Commit Graph

230 Commits

Author SHA1 Message Date
Pablo Neira Ayuso 4843b93c96 netlink: invert error code in netlink_set_err()
The callers of netlink_set_err() currently pass a negative value
as parameter for the error code. However, sk->sk_err wants a
positive error value. Without this patch, skb_recv_datagram() called
by netlink_recvmsg() may return a positive value to report an error.

Another choice to fix this is to change callers to pass a positive
error value, but this seems a bit inconsistent and error prone
to me. Indeed, the callers of netlink_set_err() assumed that the
(usual) negative value for error codes was fine before this patch :).

This patch also includes some documentation in docbook format
for netlink_set_err() to avoid this sort of confusion.

Signed-off-by: Pablo Neira Ayuso <pablo@netfilter.org>
Signed-off-by: David S. Miller <davem@davemloft.net>
2009-03-03 23:37:30 -08:00
Wei Yongjun 91744f6559 netlink: remove some pointless conditionals before kfree_skb()
Remove some pointless conditionals before kfree_skb().

Signed-off-by: Wei Yongjun <yjwei@cn.fujitsu.com>
Signed-off-by: David S. Miller <davem@davemloft.net>
2009-02-26 23:07:34 -08:00
Pablo Neira Ayuso 1ce85fe402 netlink: change nlmsg_notify() return value logic
This patch changes the return value of nlmsg_notify() as follows:

If NETLINK_BROADCAST_ERROR is set by any of the listeners and
an error in the delivery happened, return the broadcast error;
else if there are no listeners apart from the socket that
requested a change with the echo flag, return the result of the
unicast notification.
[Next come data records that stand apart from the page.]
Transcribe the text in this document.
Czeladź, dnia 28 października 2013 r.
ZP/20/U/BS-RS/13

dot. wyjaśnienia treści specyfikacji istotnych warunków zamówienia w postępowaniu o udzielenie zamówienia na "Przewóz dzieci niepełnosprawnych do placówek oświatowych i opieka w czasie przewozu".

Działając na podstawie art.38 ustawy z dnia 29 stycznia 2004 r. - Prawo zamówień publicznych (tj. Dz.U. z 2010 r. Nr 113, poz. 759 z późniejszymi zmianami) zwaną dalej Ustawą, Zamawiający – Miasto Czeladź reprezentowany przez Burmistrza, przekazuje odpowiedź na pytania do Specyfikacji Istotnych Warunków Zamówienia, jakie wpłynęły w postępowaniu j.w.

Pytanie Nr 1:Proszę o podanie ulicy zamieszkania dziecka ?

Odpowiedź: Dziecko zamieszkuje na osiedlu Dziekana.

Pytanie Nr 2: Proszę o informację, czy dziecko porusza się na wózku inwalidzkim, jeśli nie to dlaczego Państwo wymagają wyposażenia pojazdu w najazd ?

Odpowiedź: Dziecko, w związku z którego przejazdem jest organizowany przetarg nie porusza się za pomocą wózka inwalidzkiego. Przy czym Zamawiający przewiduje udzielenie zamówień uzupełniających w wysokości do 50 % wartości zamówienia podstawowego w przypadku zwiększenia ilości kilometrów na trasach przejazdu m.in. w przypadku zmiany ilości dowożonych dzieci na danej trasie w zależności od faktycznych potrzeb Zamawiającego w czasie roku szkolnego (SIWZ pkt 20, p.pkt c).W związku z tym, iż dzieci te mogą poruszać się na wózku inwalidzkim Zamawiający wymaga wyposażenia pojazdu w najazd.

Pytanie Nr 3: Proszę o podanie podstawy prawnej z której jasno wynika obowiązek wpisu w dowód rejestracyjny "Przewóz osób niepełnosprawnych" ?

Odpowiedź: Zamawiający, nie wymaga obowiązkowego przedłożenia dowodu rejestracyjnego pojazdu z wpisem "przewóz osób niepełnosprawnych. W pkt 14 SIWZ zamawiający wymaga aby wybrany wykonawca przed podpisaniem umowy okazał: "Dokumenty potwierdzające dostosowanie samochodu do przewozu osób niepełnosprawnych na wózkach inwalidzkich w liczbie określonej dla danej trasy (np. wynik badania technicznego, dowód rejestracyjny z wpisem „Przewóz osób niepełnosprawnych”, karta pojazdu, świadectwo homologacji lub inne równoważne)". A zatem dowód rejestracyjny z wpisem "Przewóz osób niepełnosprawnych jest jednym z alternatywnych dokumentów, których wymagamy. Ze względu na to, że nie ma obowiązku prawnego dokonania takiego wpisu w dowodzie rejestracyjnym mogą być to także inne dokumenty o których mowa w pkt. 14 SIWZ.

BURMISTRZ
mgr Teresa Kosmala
Thus, with this patch, the unicast
notification is handled in the same way of a broadcast listener
that has set the NETLINK_BROADCAST_ERROR socket flag.

This patch is useful in case that the caller of nlmsg_notify()
wants to know the result of the delivery of a netlink notification
(including the broadcast delivery) and take any action in case
that the delivery failed. For example, ctnetlink can drop packets
if the event delivery failed to provide reliable logging and
state-synchronization at the cost of dropping packets.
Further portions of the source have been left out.